🔎 What This Model Does
Presents a class of hierarchical item response models that integrate measurement and substantive analysis of multi-item opinion surveys. Individual item responses are modeled as arising from a latent preference whose mean and variance may depend on observed covariates.
🧭 How Responses Are Modeled
- Individual responses to multiple items are treated as manifestations of a single latent preference.
- Both the latent preference mean and its variance can be functions of observed covariates, allowing heterogeneity in levels and dispersion across groups.
- The hierarchical structure links item-level measurement to higher-level analysis in one unified model.
📈 Advantages Compared to Two-Step Approaches
- Reduces bias relative to the common two-step practice of first constructing a composite and then analyzing it.

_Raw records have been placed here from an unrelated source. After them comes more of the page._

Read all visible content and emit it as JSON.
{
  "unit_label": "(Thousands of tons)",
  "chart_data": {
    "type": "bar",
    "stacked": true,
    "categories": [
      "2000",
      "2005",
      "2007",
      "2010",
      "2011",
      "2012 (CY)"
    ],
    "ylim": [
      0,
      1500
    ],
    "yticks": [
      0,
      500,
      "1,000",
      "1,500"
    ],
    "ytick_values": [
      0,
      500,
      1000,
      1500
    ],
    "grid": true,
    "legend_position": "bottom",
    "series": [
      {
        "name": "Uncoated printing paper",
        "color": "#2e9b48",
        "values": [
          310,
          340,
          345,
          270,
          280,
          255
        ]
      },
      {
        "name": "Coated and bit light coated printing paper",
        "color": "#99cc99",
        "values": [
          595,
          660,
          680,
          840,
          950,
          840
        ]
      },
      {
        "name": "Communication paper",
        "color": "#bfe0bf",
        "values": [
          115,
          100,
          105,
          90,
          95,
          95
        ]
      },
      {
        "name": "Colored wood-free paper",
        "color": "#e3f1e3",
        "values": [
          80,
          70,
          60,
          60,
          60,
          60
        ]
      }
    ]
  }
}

- Increases statistical efficiency in estimating relationships between covariates and latent attitudes.
- Facilitates direct comparison across surveys that cover different sets of items.
🔬 What This Enables Researchers To Investigate
- How preferences differ among social and demographic groups
- Regional variation and how preferences evolve over time
- Levels, patterns, and trends of attitude polarization
- Degrees and patterns of ideological constraint
🛠 Software Availability
An open-source R package, hIRT, is available for fitting the proposed hierarchical item response models.
⚖️ Why It Matters
By integrating measurement and analysis, this approach yields less biased, more efficient inferences about public opinion and makes cross-survey comparisons and studies of polarization and constraint more reliable.